I am legally blind and looking for a Sirius radio.
It needs to be something with a large LED display. Buttons that one can feel. The buttons should not be multifunction. 
Does anyone have a suggestion on what radio would work the best?
Thanks
Jeff


----------



## zman977 (Nov 9, 2003)

mplsjeffm said:


> I am legally blind and looking for a Sirius radio.
> It needs to be something with a large LED display. Buttons that one can feel. The buttons should not be multifunction.
> Does anyone have a suggestion on what radio would work the best?
> Thanks
> Jeff


Being legally blind I have not seen, I know that sounds funny, a SIRIUS receiver that I can read. We have the sportser plug n play and unless I am putting nose prints on the screen I cannot read it and the black letters on the orange back ground don't help. The folks at SIRIUS and for that matter XM should realize that legally blind people use their services and develope a larger display. I love my SIRIUS unit, I just wish I could read it. The buttons are easy to feel. Once you get everything memorized it is easy to navigate. The S 50 receiver is worse. The display is smaller. I have not seen any unit for SIRIUS or XM that is easy for me to see the display.


----------



## Fifty Caliber (Jan 4, 2006)

I wish they would make a unit that had a "video" output for the display. That way you could put the display on your TV screen, need a bigger display, you can get a bigger TV.


----------



## deraz (Sep 25, 2004)

I have the Starmate Replay. You can adjust the display screen so that the letters are huge.


----------



## Fifty Caliber (Jan 4, 2006)

Yeah but if you could put that 3 1/2" display onto a 27" TV, it's big enough for just about anyone to see.


----------



## Carroll A (Dec 6, 2004)

Fifty Caliber said:


> Yeah but if you could put that 3 1/2" display onto a 27" TV, it's big enough for just about anyone to see.

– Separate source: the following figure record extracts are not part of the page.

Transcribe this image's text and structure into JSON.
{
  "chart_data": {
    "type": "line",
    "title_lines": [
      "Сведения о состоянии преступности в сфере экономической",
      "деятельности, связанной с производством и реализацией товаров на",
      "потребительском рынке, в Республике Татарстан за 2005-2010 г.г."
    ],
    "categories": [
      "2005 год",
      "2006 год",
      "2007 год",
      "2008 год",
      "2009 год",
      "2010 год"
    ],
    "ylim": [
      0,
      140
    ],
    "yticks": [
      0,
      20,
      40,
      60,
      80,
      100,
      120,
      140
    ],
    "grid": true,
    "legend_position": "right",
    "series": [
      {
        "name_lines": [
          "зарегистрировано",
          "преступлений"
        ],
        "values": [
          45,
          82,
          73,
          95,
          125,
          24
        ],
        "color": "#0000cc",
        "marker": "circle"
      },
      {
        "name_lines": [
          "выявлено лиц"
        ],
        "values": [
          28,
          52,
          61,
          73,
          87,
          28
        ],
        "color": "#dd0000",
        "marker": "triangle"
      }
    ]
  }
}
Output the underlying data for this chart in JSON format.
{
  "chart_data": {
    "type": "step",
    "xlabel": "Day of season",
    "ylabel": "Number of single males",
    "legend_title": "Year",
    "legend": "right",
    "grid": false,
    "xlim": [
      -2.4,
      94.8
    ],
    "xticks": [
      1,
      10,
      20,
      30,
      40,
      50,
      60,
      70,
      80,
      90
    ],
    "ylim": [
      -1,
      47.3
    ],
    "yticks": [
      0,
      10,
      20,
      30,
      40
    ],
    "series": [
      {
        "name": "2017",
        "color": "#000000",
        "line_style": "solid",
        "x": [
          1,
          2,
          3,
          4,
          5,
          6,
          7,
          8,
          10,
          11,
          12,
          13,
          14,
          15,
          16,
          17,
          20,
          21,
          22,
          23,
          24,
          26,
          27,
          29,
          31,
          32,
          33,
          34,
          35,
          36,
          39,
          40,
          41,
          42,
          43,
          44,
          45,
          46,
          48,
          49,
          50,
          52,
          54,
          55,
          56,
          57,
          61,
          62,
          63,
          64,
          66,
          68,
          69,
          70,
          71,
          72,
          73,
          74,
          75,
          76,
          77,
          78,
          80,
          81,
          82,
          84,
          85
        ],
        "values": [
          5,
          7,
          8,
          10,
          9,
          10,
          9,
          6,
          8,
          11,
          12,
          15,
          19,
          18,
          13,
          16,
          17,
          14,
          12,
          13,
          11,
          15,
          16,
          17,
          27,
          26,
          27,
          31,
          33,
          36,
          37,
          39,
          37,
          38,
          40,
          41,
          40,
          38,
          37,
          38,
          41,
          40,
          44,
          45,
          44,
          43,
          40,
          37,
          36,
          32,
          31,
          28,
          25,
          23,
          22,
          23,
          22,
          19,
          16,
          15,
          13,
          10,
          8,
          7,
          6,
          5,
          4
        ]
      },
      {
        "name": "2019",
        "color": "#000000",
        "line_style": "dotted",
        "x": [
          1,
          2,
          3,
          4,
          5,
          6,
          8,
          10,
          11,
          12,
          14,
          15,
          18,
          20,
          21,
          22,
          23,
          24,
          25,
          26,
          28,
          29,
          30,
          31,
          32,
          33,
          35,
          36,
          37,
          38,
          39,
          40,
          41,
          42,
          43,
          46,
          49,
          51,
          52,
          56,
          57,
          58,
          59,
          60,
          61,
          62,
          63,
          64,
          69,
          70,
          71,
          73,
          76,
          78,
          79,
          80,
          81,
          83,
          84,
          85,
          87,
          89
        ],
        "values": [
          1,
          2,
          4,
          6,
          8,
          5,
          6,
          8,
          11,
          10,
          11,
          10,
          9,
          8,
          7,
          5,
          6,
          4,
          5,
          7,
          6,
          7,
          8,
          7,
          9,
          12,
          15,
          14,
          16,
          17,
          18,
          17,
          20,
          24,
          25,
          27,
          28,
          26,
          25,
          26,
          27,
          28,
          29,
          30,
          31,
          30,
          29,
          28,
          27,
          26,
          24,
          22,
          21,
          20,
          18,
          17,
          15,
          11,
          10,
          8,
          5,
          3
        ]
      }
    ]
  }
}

Me and my wife are thinking about getting the S50... It reads the name of the channel you are on and from what she described to me all of the buttons that might get me into no mans land are in spots that are not easy to hit and get you lost... My vision is getting worse and worse so for a few bucks extra I think that is the way me and my wife are going... CC


----------